Retail. The West delays whilst the East is innovating
From Hong Kong to the Emirates, the retail of tomorrow is being invented in the Far East. Where business has reopened, retailers and property companies are charting a new course. Business practices and trends are in place that would astonish the old guard 3 months ago.
Asia and the Emirates are one step ahead in the global health crisis, and for retailers, showing how to initially manage the aftermath. Whilst Europe and the U.S.A. are protecting themselves with restrictive health measures while trying to hold on to loans, others are inventing the retail of tomorrow. We examine how the battle lines are shifting.

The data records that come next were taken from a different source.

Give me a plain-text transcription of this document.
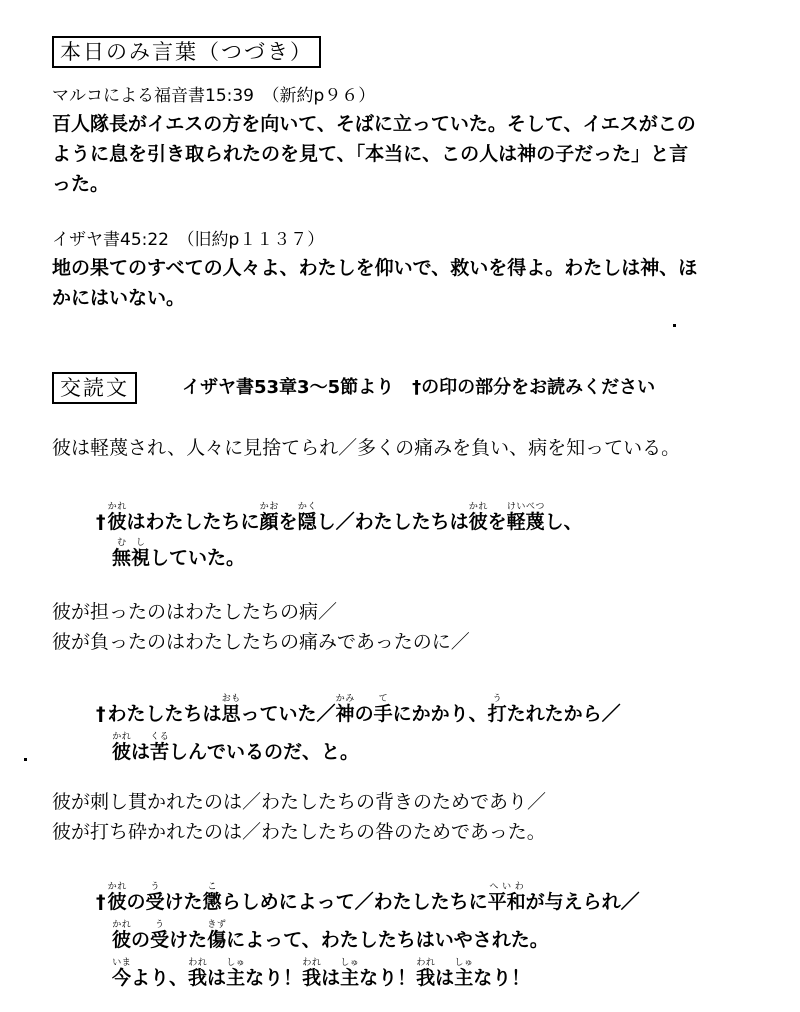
本日のみ言葉（つづき）
マルコによる福音書15:39　（新約p９６）
百人隊長がイエスの方を向いて、そばに立っていた。そして、イエスがこの
ように息を引き取られたのを見て、「本当に、この人は神の子だった」と言
った。
イザヤ書45:22　（旧約p１１３７）
地の果てのすべての人々よ、わたしを仰いで、救いを得よ。わたしは神、ほ
かにはいない。
交読文	イザヤ書53章3～5節より　†の印の部分をお読みください
彼は軽蔑され、人々に見捨てられ／多くの痛みを負い、病を知っている。
† 彼かれはわたしたちに顔かおを隠かくし／わたしたちは彼かれを軽蔑けいべつし、
無視むししていた。
彼が担ったのはわたしたちの病／
彼が負ったのはわたしたちの痛みであったのに／
† わたしたちは思おもっていた／神かみの手てにかかり、打うたれたから／
彼かれは苦くるしんでいるのだ、と。
彼が刺し貫かれたのは／わたしたちの背きのためであり／
彼が打ち砕かれたのは／わたしたちの咎のためであった。
† 彼かれの受うけた懲こらしめによって／わたしたちに平和へいわが与えられ／
彼かれの受うけた傷きずによって、わたしたちはいやされた。
今いまより、我われは主しゅなり！我われは主しゅなり！我われは主しゅなり！
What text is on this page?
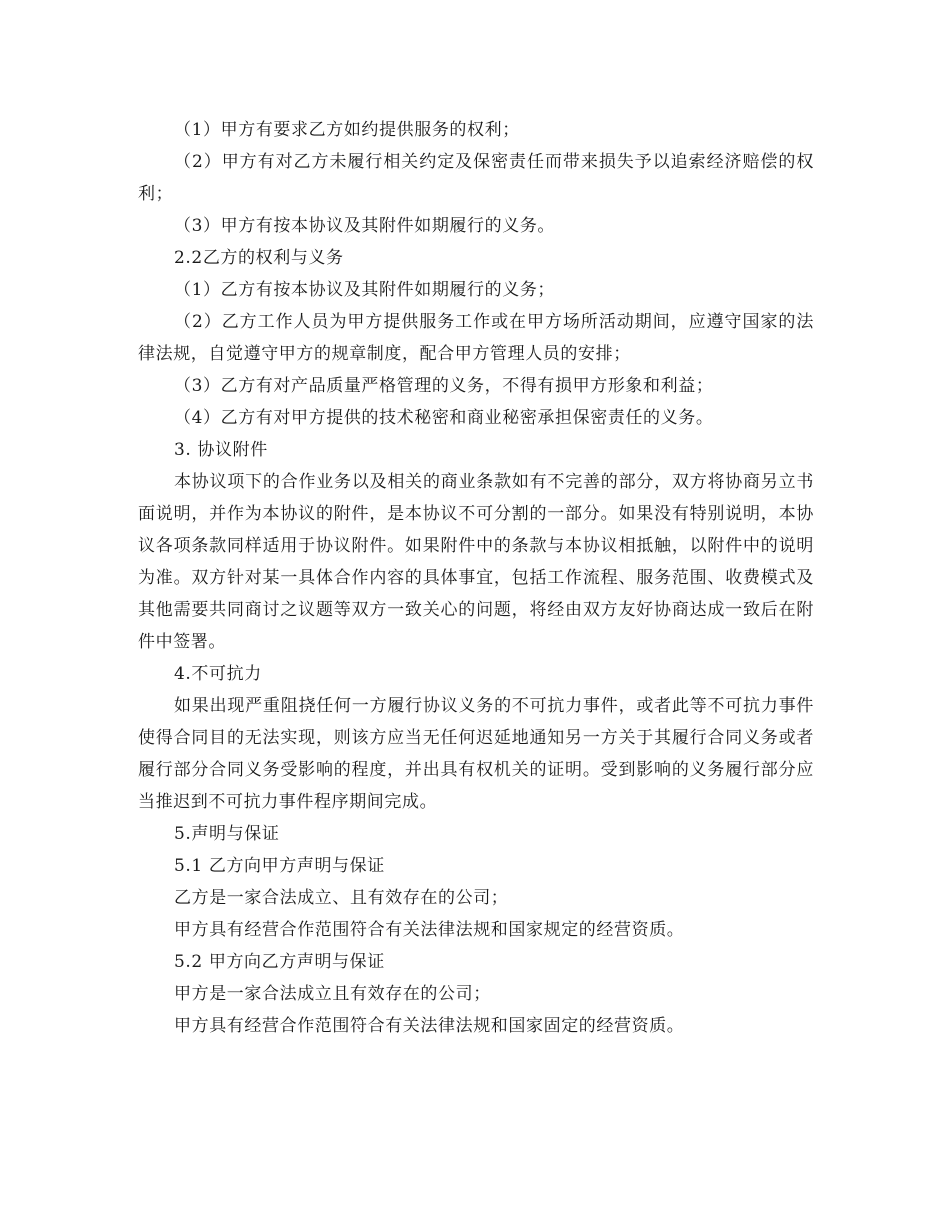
（1）甲方有要求乙方如约提供服务的权利；

（2）甲方有对乙方未履行相关约定及保密责任而带来损失予以追索经济赔偿的权利；

（3）甲方有按本协议及其附件如期履行的义务。

2.2乙方的权利与义务

（1）乙方有按本协议及其附件如期履行的义务；

（2）乙方工作人员为甲方提供服务工作或在甲方场所活动期间，应遵守国家的法律法规，自觉遵守甲方的规章制度，配合甲方管理人员的安排；

（3）乙方有对产品质量严格管理的义务，不得有损甲方形象和利益；

（4）乙方有对甲方提供的技术秘密和商业秘密承担保密责任的义务。

3. 协议附件

本协议项下的合作业务以及相关的商业条款如有不完善的部分，双方将协商另立书面说明，并作为本协议的附件，是本协议不可分割的一部分。如果没有特别说明，本协议各项条款同样适用于协议附件。如果附件中的条款与本协议相抵触，以附件中的说明为准。双方针对某一具体合作内容的具体事宜，包括工作流程、服务范围、收费模式及其他需要共同商讨之议题等双方一致关心的问题，将经由双方友好协商达成一致后在附件中签署。

4.不可抗力

如果出现严重阻挠任何一方履行协议义务的不可抗力事件，或者此等不可抗力事件使得合同目的无法实现，则该方应当无任何迟延地通知另一方关于其履行合同义务或者履行部分合同义务受影响的程度，并出具有权机关的证明。受到影响的义务履行部分应当推迟到不可抗力事件程序期间完成。

5.声明与保证

5.1 乙方向甲方声明与保证

乙方是一家合法成立、且有效存在的公司；

甲方具有经营合作范围符合有关法律法规和国家规定的经营资质。

5.2 甲方向乙方声明与保证

甲方是一家合法成立且有效存在的公司；

甲方具有经营合作范围符合有关法律法规和国家固定的经营资质。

Omnichannel is no longer optional. For those who have delayed implementation, the market players show this is THE short-term priority. An example is the fashion sector. Front line retailers receive a million pieces from Asia and deliver more than 90% to stores for sale, with only a small number of products held for the e-commerce warehouse. By redirecting products already in a store to be sold via e-commerce, retailers satisfy customer demand even if the item is not in a warehouse. Historically, this was “out of stock”, whereas now margins improve. The proof of this flexibility is the ability to quickly invest in omnichannel projects. Driss Iziki, Sales Manager Africa-Middle East at Cegid Group, said, “3 months ago, customers were telling our consultants “Your idea to deliver from a from store is quite good.” Today they tell us “We want to implement this immediately.” He added, “In beauty, home decoration and D.I.Y., our retail operational clients are highly attuned to digital solutions. The difference in listening to their appreciation of technology is mind-boggling. Some are really stuck but are able to decide very quickly on IT projects that will generate turnover and cash in the next 6 months”. This pure omnichannel shift is not simple. “Stores have converted completely to process ‘ship from store’, but for staff, it’s not that simple,” says Guillaume Darrasse, C.E.O. of Invivo Retail (Gamm Vert and Jardiland garden centres). “You tell the staff you had recruited for their sales and customer relations skills to switch to running a warehouse job. They are now measured by flow management objectives (number of orders prepared / hour). It’s no longer the same job”. Another proof of this resolutely multi-channel retailing is in the market at Maghreb, where many franchisees are asking Head Office to give them control of e-commerce. The franchisee of 1.2.3. and Etam in Morocco want to take over e-commerce activity, previously managed by a parent company. This is a strong sign in a country where online sales have been underdeveloped.